Treatments Studies for Childhood Onset Bipolar Illness Are Inadequately Funded
It was remarkable that at the Pediatric Bipolar Conference hosted by Massachusetts General Hospital (MGH) and the Ryan Licht Sang Bipolar Foundation this past March in Cambridge, Massachusetts, none of the plenary talks, although they were excellent and given by leaders in the field of child psychiatry, dealt directly with the topic of the conference–childhood-onset bipolar disorder. There were also no reports of systematic placebo-controlled clinical trials evaluating treatment approaches in any of the subsequent presentations or posters. A number of open and uncontrolled studies examined new treatment possibilities.
It is notable that the National Institute of Mental Health (NIMH) no longer sponsors this conference, as it did for many years. Moreover, STEP-BD, an NIMH-sponsored research program on the course and treatment of adult-onset bipolar disorder, is now defunct, and the head of STEP-BD and one of the most productive researchers in bipolar illness, Andrew Nierenberg from the MGH, has been forced to search for other funding opportunities.
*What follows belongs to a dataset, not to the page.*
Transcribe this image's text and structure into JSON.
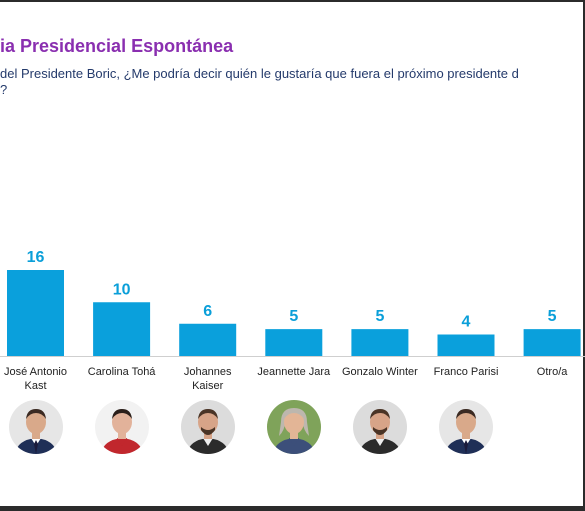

These developments highlight the ongoing deficient funding and study of both childhood-onset and adult-onset bipolar disorder despite the enormous public health impact, extraordinary morbidity, and early mortality from suicide and medical illnesses like cardiovascular disease that are associated with these disorders.
Over the past several years, Dr. Nierenberg has submitted multiple grants to the NIMH without receiving funding support. These included multiple studies of treatment, others designed to reveal the role of mitochondrial dysfunction in the illness (for which there is a growing amount of evidence), and studies of the offspring of the adults in the STEP-BD program, which would have provided an insight into the onset and development of pediatric bipolar disorder.
Thus, despite acknowledgements at NIMH conferences in the 1980s and 1990s that the field had failed to adequately study and fund research in adult-onset bipolar disorder for more than 30 years, and repeated calls for greater focus on treatment-related research, there has been no visible movement by NIMH in this direction in the ensuing decades. There may even be a trend in the opposite direction, i.e. away from support for treatment-related research. This trend could also be exacerbated by a new set of NIMH initiatives that focus on the study of common symptoms (such as irritability) across multiple psychiatric illnesses with the hope that this will provide new insights into pathophysiology and genetics that will eventually lead to new treatments.
This editor and many other individuals in the field have published extensively on the need for an increase in treatment-related research for both adults and children with bipolar disorder. These publications include my article “The Perfect Storm of Childhood-Onset Bipolar Illness” published in Psychiatric Annals last year, which highlights knowledge gaps in the study and treatment of this illness, discusses some of the reasons for the sustained neglect of this topic, and proposes a variety of corrective actions. In the Psychiatric Annals article, I again called for a new national initiative to focus on the treatment of bipolar illness, particularly in children, where recognition of this disorder or its close imitators has increased explosively in the past decade and a half. The formation of a treatment outcome network for these children would help by providing much-needed treatment-related information to the field.
Not only are a million children in the US alone severely affected by bipolar illness, but there is also a paucity of studies suggesting appropriate treatments for them. Several drug companies have made progress in establishing most of the atypical antipsychotics as efficacious treatments for childhood-onset bipolar I illness in children ages 10 to 17, but data on appropriate sequencing of treatment and the development of treatment algorithms for combination treatment, which is frequently needed, are virtually nonexistent. For children under 10 years of age, many of whom have the BP NOS (not otherwise specified) subtype, almost no systematic treatment studies are available.
A New Initiative is Needed
One hopes that someone with appropriate political and scientific connections will take on the task of fostering initiatives and programs that will redress some of the deficits in the research and treatment portfolio on bipolar illness. Scores of recent articles by investigators in the field have called for such an increase in research in childhood onset bipolar illness, but to no avail. Thus, it appears that some outsider, some advocacy group, or someone with political clout must take the lead in order to begin to ameliorate this shortcoming.